Variants have been filtered for SNPs that were called as heterozygous in di-haploid C. arabica accession Et39, but otherwise no quality filtering for the variants has been done in these files. See Supplementary Material, Section 6.2 for the specific filterings carried out in the publication.
Mapping between the sequencing IDs and accession names is given in the provided Excel sheet (Accession_info.xlsx). Seq.ID (column B) shows the accession ID used in sequencing. accession_name (column C) gives the name of the accession/cultivar. Species_name (Column D) provides the species of the accession, three different Coffea species were analysed in this study. Variety (column E) gives information on the cultaivation status, Introgressed identifies C. arabica x C. canephora hybrids. Columns F-J provide the place of origin of the accession (district/location, country, as well as GPS coordinates). The cells are left empty if the exact value (GPS coordinate or altitude) is not known. Columns K-M provide genome information, ploidy level, estimated genome size and genome structure. Columns N-R give additional information, donor institute, collection location, additional notes on the accession as well as original reference. If exact collection location is not known the cell is left empty. In those cases the material has been obtained from line(s) maintained by the donor institute (column N). Cells in columns Q-R are left empty if there is no (known) original publication associated with the accession.

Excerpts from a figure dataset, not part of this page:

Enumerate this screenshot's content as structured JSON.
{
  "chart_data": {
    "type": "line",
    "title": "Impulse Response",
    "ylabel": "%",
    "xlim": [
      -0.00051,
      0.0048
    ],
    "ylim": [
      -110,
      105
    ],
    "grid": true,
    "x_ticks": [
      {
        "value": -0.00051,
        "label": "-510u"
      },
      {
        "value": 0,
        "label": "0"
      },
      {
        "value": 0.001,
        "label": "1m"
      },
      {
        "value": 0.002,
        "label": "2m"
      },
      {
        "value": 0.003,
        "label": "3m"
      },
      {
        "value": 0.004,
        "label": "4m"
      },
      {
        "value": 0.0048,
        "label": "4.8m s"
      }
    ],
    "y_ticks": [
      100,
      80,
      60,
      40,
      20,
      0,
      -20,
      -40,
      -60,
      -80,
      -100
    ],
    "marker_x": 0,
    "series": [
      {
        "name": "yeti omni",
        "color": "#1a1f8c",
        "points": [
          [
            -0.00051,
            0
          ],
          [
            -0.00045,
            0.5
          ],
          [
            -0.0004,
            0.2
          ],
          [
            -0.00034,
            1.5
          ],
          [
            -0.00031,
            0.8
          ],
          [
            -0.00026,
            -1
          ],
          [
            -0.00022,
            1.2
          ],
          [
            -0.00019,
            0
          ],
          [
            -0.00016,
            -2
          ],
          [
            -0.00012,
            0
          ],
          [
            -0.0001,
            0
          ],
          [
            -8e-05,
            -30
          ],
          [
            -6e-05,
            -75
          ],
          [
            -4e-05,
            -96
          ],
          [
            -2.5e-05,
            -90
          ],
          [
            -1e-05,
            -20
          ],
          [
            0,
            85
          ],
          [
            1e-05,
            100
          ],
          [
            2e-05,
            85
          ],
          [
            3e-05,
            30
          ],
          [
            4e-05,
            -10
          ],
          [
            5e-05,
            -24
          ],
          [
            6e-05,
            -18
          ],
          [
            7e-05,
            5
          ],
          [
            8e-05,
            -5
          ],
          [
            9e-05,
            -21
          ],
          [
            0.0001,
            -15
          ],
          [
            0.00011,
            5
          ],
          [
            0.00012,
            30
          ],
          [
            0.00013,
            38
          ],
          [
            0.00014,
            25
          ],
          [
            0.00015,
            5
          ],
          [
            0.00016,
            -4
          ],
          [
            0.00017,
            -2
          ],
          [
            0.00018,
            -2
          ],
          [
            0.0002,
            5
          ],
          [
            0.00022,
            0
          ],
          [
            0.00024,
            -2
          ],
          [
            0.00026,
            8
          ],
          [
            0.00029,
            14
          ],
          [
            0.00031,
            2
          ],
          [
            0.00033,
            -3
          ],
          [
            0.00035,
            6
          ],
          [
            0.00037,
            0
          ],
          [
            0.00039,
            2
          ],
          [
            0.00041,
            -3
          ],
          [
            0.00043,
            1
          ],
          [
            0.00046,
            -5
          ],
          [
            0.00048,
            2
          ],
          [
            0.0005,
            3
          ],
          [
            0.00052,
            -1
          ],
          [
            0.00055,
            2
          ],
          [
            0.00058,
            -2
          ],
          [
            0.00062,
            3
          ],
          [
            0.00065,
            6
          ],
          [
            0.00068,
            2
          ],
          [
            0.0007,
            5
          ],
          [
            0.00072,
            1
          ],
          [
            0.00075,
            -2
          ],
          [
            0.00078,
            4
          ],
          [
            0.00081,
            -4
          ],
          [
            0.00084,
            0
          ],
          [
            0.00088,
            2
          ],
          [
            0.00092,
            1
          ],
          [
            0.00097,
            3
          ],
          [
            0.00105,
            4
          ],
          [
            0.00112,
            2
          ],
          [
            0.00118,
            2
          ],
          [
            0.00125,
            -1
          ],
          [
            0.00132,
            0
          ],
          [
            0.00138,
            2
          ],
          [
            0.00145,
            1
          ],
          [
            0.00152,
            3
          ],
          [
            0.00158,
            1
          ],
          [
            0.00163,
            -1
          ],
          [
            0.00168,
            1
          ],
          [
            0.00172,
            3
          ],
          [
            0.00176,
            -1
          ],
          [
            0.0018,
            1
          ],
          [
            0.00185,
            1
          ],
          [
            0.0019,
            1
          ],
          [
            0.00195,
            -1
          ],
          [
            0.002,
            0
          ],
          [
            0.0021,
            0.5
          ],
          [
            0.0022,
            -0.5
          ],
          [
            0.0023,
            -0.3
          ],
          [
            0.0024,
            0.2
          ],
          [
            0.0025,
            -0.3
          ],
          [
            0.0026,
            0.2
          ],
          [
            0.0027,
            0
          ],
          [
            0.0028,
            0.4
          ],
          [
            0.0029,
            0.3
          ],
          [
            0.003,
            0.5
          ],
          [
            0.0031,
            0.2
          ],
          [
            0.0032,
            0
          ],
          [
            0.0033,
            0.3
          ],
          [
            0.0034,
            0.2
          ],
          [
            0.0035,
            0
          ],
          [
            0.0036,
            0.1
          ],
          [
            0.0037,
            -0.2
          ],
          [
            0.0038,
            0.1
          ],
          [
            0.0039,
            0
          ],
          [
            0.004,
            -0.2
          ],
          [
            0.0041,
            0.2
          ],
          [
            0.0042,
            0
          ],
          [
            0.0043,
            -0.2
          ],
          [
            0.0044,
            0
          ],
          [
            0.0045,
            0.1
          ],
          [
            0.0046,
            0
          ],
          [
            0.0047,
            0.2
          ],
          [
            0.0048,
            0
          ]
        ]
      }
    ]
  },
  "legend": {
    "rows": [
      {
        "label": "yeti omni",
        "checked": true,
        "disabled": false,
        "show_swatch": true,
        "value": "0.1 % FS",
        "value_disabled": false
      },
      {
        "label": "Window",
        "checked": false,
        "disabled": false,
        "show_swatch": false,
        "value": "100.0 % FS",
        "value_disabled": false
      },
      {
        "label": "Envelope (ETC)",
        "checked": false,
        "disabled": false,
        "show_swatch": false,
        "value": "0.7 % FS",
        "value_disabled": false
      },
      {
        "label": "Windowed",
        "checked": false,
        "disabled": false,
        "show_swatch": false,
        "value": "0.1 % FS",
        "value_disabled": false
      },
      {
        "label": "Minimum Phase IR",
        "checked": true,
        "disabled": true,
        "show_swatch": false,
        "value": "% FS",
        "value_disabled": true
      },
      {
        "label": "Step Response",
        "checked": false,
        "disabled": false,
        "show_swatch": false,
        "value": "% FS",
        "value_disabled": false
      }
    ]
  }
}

Code/Software: For the syntenic alignments, CoGe platform was used. For the variant calls,. Linux operating system and GATK was used to obtain the VCF files, subsequent analysis was carried out using R, Plink, vcftools, smc++.
Methods
For syntenic alignments, the assemblies were aligned in CoGe platform (https://genomevolution.org/coge/) using default settings.
For the resequencing of 38 wild and cultivated Coffea arabica, two wild C. eugenioides, two cultivated and one wild C. canephora accessions, libraries were prepared using the KAPA HyperPrep Kits (Roche) following manufacturer's instructions, and paired-end (2 x 125) sequenced on a Illumina HiSeq2500 instrument to ~40x coverage. Additionally, Linnaean herbarium sample was sequenced to 46x coverage with Ion Torrent technology.
Following quality control with FastQC, Illumina short reads were trimmed using Trimmomatic v0.36 and mapped on the C. arabica reference assembly with BWA mem v0.7.16a-r1181. For the Linnaean sample, the reads were processed according to the protocols recommended for degraded DNA analysis in MapDamage v.2.0.8. GATK (v 3.8.0) pipeline was used for SNP calling. Duplicates were marked and removed using Picard v2.0.1 and genotype likelihoods were called into GVCF files using HaplotypeCaller (GATK). For the diploid progenitors, to allow interspecies comparisons, the mapping was done to each of the subgenomes separately, including chromosome zero, i.e., contigs not assembled into pseudomolecules, in both mappings. Joint calling was carried out using GenotypeGVCFs (GATK) and snpEff v4.3t was used to assess the impact of the SNPs. To remove regions with cross-species mappings, we removed the SNPs that were called as heterozygous when mapping the di-haploid ET39 sequencing data to the Arabica reference genome.